Students will be able to compare two two-digit numbers.

(5 minutes)
• Call students together.
• Ask students to think about a time they have needed to compare two things. If students need help coming up with a time, possible suggestions are choosing which piece of cake was bigger or picking the bouncier ball.
• As students think about these experiences, remind them that in these situations, they were considering which item was bigger or greater in some way.
• Explain to students that today they will be determining which number is greater.
(5 minutes)
• Have students choose two numbers less than one hundred to compare. Write these two numbers on the board.
• Show students the tens sticks and the ones unit blocks. Demonstrate how to build a number using them. It may be useful to actually show the way that ten one unit blocks equals the ten stick.
• Explain to students that two-digit numbers have a number in the tens place and a number in the ones place. Using the example numbers, point out the numbers in the tens and ones places. Show students that they need the same number of tens sticks as the number in the tens place and the same number of one unit blocks as the number in the ones place. Build the example numbers out of blocks.
• Using the blocks, have students determine which number is larger.
• Remind students that a number can be greater than, less than, or equal to another number. Tell students the Equal to (=)Sign is used to show two numbers are equal. The Greater than (>)And Less than (<)Signs look like an alligator’s mouth. The mouth wants to eat the bigger number, so it is always open towards the bigger number. Using these signs, write the appropriate symbol between the example numbers.
(5 minutes)
• Repeat this process a few more times with students taking a more active role in building the numbers, determining which number is greater, and writing the appropriate equation.
• Once students seem to understand this process, tell students that they can compare numbers without using the unit blocks.
• Have students think about which is greater, the tens stick or the ones unit blocks. Once students realise that the tens units are worth more, explain that students can just look to the tens unit. If a two-digit number has a higher tens digit number, it will be greater.
• Tell students that if both numbers have the same tens digit number, students should look to the ones digit. The number with the larger ones digit will be greater. If the tens and ones digits are both equal in a two-digit number, the two numbers are equal. Demonstrate this with a few different number combinations.

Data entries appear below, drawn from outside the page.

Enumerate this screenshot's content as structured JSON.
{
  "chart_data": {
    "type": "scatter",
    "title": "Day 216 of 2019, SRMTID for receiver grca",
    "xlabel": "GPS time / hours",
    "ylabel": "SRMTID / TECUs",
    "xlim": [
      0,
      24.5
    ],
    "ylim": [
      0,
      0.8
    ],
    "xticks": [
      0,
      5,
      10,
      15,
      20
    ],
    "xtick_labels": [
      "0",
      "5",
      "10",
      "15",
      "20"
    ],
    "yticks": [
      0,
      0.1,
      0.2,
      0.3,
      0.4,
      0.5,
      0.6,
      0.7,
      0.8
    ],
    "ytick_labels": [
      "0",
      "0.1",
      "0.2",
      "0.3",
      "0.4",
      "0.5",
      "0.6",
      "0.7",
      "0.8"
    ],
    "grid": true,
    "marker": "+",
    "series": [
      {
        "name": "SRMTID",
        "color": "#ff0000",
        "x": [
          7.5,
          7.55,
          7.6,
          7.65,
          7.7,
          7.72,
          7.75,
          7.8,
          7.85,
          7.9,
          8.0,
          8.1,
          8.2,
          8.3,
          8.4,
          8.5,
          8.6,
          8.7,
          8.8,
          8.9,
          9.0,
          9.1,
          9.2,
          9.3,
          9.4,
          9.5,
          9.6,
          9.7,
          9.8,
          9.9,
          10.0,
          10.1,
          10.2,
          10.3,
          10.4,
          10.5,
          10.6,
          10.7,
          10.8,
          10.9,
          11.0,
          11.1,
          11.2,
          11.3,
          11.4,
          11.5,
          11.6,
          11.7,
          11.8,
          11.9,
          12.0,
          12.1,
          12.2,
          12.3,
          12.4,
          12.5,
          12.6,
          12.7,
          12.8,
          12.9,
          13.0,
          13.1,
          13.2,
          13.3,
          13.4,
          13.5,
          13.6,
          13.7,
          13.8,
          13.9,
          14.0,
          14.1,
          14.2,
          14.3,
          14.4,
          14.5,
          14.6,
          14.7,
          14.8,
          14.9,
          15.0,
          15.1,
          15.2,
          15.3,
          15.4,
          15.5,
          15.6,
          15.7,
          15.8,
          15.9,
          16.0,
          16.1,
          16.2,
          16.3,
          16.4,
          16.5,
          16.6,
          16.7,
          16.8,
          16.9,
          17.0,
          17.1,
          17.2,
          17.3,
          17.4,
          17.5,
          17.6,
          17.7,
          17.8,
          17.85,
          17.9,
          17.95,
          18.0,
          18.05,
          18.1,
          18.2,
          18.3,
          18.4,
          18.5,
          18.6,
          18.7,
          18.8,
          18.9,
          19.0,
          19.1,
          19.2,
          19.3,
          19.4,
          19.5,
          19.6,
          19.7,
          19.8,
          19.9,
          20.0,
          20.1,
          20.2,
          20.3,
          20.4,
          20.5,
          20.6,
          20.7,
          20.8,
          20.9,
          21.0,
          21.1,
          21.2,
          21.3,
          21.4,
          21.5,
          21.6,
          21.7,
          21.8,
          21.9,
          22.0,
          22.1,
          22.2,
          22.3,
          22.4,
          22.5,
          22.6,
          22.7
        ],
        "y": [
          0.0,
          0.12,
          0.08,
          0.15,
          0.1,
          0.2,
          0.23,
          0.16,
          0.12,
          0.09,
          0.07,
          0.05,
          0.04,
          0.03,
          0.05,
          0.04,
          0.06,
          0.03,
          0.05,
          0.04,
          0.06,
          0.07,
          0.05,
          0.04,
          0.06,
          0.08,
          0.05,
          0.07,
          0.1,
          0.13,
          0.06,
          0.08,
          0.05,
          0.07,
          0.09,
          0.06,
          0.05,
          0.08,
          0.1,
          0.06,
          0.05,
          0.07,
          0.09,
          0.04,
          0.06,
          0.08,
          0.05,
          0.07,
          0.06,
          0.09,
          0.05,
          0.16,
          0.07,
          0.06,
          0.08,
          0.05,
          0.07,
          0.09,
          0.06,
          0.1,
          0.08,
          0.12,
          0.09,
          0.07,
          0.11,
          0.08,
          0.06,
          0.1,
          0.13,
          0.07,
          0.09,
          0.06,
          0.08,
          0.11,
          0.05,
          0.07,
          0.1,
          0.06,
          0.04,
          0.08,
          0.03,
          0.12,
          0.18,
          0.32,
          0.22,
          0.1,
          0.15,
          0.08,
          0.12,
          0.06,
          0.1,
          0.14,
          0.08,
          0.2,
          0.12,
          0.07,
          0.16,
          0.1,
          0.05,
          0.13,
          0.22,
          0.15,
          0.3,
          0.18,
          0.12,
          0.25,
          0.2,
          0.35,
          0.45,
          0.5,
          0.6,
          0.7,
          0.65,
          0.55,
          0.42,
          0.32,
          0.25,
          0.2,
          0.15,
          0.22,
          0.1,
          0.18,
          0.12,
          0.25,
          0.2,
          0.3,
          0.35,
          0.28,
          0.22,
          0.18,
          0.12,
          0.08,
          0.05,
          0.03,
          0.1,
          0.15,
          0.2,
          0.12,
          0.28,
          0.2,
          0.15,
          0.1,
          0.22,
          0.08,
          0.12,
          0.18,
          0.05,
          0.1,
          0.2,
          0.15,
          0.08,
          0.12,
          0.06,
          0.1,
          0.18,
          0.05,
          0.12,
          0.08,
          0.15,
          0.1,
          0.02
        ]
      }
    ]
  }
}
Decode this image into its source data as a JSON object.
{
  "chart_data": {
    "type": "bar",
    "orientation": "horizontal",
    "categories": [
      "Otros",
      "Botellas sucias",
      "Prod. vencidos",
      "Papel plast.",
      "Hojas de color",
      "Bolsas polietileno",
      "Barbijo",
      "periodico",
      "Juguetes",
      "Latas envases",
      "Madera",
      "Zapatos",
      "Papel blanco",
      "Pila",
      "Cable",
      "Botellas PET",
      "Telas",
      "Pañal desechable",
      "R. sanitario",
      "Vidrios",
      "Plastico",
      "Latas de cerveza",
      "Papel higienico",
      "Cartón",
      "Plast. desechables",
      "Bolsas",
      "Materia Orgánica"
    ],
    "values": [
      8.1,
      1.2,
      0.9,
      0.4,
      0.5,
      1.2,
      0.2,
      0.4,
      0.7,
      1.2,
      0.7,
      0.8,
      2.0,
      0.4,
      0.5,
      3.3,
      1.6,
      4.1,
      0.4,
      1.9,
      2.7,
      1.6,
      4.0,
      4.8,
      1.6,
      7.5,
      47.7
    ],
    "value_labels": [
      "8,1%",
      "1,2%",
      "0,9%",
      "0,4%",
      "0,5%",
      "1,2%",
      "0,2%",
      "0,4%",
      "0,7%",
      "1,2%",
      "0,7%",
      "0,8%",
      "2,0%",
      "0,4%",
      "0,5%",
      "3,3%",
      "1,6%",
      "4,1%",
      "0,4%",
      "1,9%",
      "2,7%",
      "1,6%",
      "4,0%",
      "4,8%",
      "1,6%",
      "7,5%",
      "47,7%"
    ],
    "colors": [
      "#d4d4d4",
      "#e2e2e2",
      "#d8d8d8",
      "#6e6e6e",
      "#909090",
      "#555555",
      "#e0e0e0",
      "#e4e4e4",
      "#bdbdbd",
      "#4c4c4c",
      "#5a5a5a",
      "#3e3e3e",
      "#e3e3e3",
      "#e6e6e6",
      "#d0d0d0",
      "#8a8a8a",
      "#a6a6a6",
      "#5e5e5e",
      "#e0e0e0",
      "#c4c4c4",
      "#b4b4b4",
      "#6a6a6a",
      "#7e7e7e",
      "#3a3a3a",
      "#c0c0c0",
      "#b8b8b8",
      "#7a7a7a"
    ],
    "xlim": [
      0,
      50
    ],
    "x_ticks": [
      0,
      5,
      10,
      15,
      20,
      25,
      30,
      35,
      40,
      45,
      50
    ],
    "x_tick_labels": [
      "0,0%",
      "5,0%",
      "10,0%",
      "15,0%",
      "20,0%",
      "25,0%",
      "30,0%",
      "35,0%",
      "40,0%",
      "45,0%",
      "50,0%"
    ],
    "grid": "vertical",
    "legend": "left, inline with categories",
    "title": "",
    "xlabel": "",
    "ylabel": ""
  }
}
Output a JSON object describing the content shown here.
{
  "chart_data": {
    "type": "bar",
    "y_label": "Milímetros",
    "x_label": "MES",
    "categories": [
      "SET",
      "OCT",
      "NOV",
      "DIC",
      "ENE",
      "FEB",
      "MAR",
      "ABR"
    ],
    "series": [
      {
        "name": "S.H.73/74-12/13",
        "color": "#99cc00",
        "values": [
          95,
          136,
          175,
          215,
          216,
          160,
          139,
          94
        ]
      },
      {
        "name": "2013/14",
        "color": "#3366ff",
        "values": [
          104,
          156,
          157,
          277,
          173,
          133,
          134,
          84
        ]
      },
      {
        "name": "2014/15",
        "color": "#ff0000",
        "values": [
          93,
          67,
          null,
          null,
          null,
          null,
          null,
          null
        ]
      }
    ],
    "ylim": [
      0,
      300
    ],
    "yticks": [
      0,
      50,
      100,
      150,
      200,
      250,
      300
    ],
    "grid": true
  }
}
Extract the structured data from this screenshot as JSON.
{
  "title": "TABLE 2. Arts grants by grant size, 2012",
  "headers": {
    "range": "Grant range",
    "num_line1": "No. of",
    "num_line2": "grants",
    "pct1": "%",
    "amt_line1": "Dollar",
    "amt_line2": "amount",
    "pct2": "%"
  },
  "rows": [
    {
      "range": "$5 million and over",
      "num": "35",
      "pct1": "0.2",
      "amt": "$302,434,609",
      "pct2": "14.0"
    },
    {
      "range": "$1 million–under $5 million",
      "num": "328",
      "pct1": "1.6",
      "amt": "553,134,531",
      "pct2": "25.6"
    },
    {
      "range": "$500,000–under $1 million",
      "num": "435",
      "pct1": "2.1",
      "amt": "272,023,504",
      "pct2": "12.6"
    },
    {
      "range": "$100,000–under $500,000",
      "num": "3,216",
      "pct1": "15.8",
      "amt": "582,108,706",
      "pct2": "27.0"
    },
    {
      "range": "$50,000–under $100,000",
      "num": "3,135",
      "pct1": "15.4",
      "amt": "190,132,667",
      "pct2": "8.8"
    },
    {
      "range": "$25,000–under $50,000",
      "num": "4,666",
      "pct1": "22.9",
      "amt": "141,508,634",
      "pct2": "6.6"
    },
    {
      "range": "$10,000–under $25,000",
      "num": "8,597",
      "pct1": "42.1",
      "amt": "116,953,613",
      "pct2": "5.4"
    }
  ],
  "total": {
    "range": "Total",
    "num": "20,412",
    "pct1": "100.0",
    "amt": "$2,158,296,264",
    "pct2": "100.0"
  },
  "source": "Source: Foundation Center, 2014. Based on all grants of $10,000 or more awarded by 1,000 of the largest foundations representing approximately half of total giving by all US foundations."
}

• Ask if students have any questions. Send students back to their seats to work with a partner. One partner should choose 2 two-digit numbers. The other partner should record the numbers, determine which number is greater, and write the appropriate equation. Students should go back and forth making sure to record their work. Whether or not students may use unit blocks is at your discretion.
(10 minutes)
• While students are working, any adults in the room should be circulating, correcting misconceptions, and answering any questions. It can be helpful to set a calming atmosphere through soft music.
• Make sure to leave any examples from the class discussion posted prominently where students can refer to them as they work.
• Enrichment:To add a greater challenge, decimals and numbers with place values in the hundreds and higher can be included.
• Support:For students who need a little extra assistance, choosing numbers ahead of time and having both partners work together to figure out the answer can provide more scaffolding. Giving students number lines or hundreds charts as another visual representation to go along with the units blocks can also be helpful.
(5 minutes)
• Whether or not students have met the learning objective can be assessed based on their work during the independent work time. Student work should demonstrate a mastery of greater than (>), less than (<), and equal to (=). Student contributions and performance in class discussions can also be considered to determine whether or not a student understands comparisons.
• As an additional assessment tool, students can be assigned more comparisons for homework. These can be done with or without unit blocks, since students should understand after the lesson that they should look to the tens place value first and then the ones place value.
(5 minutes)
• Call students back together.
• Ask students to share about their experiences with comparing numbers. Did anything surprise them? Did they ever confuse the tens and ones digits?
• Remind students that the greater than (>) and less than (<) signs look like an alligator’s mouth. The mouth wants to eat the bigger number, so it always is open on the side of the bigger number. If the two number are equal, the mouth doesn’t know which side to eat, so it becomes an equal sign (=).
• Encourage students to compare by looking at the tens values first. If the tens values are the same, then they should look at the ones to determine which number is greater or if the numbers are equal.